Amazon Marketplace Principal of Data Science and Analytics Sri Raghavan continued the conversation, “The native services that are being built in AWS [allow the customer] to pick and choose the ones that are optimal to a superior architecture like VantageCloud Lake. I happen to know because I worked on it when I spent my time at Teradata. So, I know both sides of the coin, and both of them worked very well together.”
Scott asked Pranay: “What are some of the common hurdles that VantageCloud Lake on AWS could knock down [for customers]?”
Pranay put it this way: “AI and machine learning people try to think in terms of an algorithmic problem, but in fact, it’s not. You need to think in terms of three categories. The first is a data problem. Most customers spend 80% of the time just preparing the data. The second is a scale problem. We all say that cloud offers unlimited resources, but customers know they do not have unlimited budgets. [The last] is a deployment problem. Data scientists have done great work, but then it takes months just to deploy all the models into production.”
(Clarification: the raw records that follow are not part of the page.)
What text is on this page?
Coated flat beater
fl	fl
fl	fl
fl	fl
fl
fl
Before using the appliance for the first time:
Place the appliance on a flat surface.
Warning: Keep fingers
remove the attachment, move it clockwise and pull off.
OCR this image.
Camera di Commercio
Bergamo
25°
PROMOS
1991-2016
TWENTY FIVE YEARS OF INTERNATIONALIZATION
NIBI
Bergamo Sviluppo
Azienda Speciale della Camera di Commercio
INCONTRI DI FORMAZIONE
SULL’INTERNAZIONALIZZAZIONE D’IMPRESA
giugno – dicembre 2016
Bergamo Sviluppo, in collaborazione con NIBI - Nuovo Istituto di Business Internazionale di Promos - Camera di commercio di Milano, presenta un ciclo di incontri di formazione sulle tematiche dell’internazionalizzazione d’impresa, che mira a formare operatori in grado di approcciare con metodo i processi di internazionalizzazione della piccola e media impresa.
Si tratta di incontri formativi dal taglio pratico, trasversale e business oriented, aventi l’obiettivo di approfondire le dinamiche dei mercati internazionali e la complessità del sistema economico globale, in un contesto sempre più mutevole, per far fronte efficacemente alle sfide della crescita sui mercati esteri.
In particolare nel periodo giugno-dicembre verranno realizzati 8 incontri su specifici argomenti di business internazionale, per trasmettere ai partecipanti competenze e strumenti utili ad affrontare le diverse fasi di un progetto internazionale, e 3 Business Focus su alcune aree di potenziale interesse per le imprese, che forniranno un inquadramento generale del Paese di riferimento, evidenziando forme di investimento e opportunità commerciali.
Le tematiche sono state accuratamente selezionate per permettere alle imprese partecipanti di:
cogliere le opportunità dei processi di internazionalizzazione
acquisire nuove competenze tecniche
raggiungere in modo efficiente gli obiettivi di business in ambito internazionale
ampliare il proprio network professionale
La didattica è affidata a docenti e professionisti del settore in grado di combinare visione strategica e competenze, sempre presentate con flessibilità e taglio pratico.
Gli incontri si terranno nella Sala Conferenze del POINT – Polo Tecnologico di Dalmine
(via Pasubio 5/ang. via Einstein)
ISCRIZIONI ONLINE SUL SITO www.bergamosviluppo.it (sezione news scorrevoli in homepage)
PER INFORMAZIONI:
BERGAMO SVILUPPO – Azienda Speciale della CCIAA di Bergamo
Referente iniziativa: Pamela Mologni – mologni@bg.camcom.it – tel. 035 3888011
The problems that Pranay outlined point directly to the need for the right types of people to be “at the table” having the relevant conversations to address and solve these problems. Sri called out three personas that need to be involved. “Number one, the person that I think is one of the most important is a person who actually understands the underlying business outcome and the problem at hand.”
“Number two, I’d like to bring in somebody from the technology office because I’d like to understand, ‘What’s your existing technology debt? What’s your landscape?’”
“[Number three,] is the person who handles the budget, the CFO, [to understand] ‘What are our constraints?’ You give data scientists free rein, and they will spend all the money in the world. We have to be realistic about the constraints.”
Final Thoughts
Scott, Sri, and Pranay ended the conversation with a few takeaways. Scott led by saying: “Really think data first. You can build the greatest [thing] ever, but if you can’t really utilize, understand, and access the data, and get into it culturally, every aspect of it is not gonna go the way you want it.”
Pranay followed up with: “AI-led digital transformation is real. It’s the responsibility of all the executives and all the leaders within the company to make sure that they take advantage of this scaled digital transformation, and they have the greatest technology [with] VantageCloud Lake on AWS to make it happen.”
Sri closed the conversation: “You can put all the technology in place, but if you don’t fully know what your business outcome is, what the end state needs to be, then you get into all kinds of trouble. So, it’s about being able to understand your business, being able to articulate a business outcome, worrying about the data, [then figuring out] the right kinds of technology and – shameless plug — at this point it’s VantageCloud Lake on AWS.”